De dvd die ik ontving van ‘Là-bas’ bleek een blanco schijfje te zijn. Mag ik u dan vragen zelf die zoektocht naar uw Joodse identiteit wat toe te lichten?

Chantal Akerman:Tu plaisante ou quoi? Dat thema is veel te delicaat. Da’s net de pointe van de hele film. Sorry, in dit soort interview heb ik geen zin. En bovendien heb ik last van jetlag. Ik ben ermee weg.

Wat algemene vragen dan? U draaide uw eerste kortfilm op uw achttiende. Hoe komt het dat u zo vroeg bent begonnen?

Akerman: Gewoon uit enthousiasme. Ik had net de films ontdekt van mijn grote voorbeelden Robert Bresson en Jean-Luc Godard en ik wist meteen: ‘Dat wil ik ook doen.’ Op mijn 14e had ik al mijn eerste camera gekocht en ben ik spontaan beginnen filmen. Eigenlijk wilde ik schrijfster worden – ik las zeer veel en was gek op Proust – maar het is er nooit van gekomen. Ik heb gewoon nooit de tijd gehad.

Komt u uit een cinefiel milieu?

Akerman: Helemaal niet. Mijn ouders hadden een kledingzaak in Brussel en gingen maar af en toe naar de cinema. Misschien was film wel mijn middel om aan dat milieu te ontsnappen. In elk geval heb ik er altijd veel voldoening uit gehaald en heeft het mijn nood tot zelfexpressie altijd bevredigd.

Ook later, toen u met videokunst en installaties begon te experimenteren?

Akerman:(fel) Vooral dan! Ik heb die installaties alleen gemaakt omdat galerijen en musea mij daar om vroegen, maar het is nooit mijn ding geweest. Ik haat dat kunstwereldje. Het stikt er van de poseurs. De Britse kunstenaar Steve McQueen zei me ooit: ‘Straks ga ik hier alles onderkotsen en mijn kots tot kunst verheffen, gewoon omdat ik daar als kunstenaar het recht toe heb.’ Wat mij betreft doet iedereen wat hij wil, maar dat vind ik écht je reinste flauwekul. Het is gewoon geld rapen op de kap van de collectioneurs. Nog een geluk dat die in de regel zo degoutant rijk zijn dat ze zelfs kots zouden kopen om met hun geld en status te kunnen pronken.
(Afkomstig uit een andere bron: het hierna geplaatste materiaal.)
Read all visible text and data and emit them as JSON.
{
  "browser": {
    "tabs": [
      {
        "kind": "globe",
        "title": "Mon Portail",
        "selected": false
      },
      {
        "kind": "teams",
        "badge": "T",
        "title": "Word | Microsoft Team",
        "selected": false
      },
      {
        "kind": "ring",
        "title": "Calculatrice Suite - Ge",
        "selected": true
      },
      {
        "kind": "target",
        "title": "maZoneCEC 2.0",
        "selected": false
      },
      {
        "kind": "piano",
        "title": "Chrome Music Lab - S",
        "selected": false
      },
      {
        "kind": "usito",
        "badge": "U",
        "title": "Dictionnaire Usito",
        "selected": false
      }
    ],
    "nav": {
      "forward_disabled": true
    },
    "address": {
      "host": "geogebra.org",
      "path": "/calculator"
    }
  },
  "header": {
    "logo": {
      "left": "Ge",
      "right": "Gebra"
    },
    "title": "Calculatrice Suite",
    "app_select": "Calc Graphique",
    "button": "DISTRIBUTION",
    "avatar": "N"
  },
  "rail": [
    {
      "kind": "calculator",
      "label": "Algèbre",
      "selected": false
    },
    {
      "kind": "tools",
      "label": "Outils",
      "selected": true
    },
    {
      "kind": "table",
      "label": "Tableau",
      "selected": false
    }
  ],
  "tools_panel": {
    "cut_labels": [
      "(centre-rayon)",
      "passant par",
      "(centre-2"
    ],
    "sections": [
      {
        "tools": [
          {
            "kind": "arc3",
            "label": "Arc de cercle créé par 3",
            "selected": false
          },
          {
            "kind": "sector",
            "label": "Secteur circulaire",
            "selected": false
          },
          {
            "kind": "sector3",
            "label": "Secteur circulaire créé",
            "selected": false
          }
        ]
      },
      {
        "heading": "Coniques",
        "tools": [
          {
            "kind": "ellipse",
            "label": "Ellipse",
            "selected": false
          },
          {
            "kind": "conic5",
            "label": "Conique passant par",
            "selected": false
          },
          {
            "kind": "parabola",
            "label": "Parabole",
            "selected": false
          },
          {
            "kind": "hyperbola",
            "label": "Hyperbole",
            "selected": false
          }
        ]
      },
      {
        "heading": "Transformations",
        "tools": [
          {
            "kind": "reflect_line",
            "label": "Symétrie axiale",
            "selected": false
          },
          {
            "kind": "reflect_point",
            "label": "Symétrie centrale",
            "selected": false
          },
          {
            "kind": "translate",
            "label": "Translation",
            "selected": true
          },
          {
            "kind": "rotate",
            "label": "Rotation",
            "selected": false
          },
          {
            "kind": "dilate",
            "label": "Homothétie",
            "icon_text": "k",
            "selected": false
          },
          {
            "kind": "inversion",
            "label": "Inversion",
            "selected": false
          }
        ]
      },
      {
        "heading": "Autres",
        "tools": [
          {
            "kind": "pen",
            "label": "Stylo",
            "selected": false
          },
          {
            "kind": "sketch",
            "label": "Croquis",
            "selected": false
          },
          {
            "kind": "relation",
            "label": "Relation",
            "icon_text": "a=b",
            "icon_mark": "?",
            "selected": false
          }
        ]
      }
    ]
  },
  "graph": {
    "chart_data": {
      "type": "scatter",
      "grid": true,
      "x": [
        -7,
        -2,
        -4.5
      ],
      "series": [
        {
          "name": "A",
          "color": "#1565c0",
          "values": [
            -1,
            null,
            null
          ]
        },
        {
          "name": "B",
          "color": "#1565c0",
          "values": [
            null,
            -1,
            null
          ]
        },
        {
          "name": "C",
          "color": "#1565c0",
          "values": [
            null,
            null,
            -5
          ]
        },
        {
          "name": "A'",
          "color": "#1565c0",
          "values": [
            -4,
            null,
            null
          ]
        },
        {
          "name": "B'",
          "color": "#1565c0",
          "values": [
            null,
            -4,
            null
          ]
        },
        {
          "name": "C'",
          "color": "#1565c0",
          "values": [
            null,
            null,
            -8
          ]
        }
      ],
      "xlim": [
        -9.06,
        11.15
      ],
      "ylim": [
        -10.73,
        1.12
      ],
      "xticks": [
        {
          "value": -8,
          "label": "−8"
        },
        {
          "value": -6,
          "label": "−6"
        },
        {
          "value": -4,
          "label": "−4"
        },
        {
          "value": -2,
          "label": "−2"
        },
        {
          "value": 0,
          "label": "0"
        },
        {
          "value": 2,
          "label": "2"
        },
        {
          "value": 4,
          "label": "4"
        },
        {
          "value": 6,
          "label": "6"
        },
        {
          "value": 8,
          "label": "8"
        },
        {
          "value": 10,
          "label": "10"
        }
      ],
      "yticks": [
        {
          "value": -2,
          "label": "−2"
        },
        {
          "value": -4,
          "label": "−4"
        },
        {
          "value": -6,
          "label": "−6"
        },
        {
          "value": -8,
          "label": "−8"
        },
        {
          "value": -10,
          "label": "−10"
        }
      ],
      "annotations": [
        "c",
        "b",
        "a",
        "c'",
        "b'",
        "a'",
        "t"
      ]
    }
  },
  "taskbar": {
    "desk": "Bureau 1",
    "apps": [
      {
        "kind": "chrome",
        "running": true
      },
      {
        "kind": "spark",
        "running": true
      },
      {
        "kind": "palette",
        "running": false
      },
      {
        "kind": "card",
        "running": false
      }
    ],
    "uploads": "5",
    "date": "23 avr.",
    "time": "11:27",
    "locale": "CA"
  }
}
Ik weet wel: in de filmwereld lopen ook onnozelaars en opportunisten rond, maar daar moet je tenminste nog iets kúnnen. Om een film te monteren of een project te financieren heb je knowhow nodig, terwijl die hedendaagse kunstenaars vaak níks meer kunnen. Geen portretje tekenen, geen concept bedenken, niks. Al negentig jaar teren ze op dezelfde grap van Marcel Duchamp, die een urinoir tot kunstwerk verhief. Alleen zijn ze over de jaren heen vergeten wat de pointe was en zijn ze de grap ernstig beginnen te nemen.

Velen vinden uw werk ook elitair. Een minimalistisch drama zoals ‘Jeanne Dielman’ waarin u de kijker dwingt om drie uur en twintig minuten lang naar een huisvrouw te kijken die aardappelen schilt, is toch ook geen toonbeeld van toegankelijkheid?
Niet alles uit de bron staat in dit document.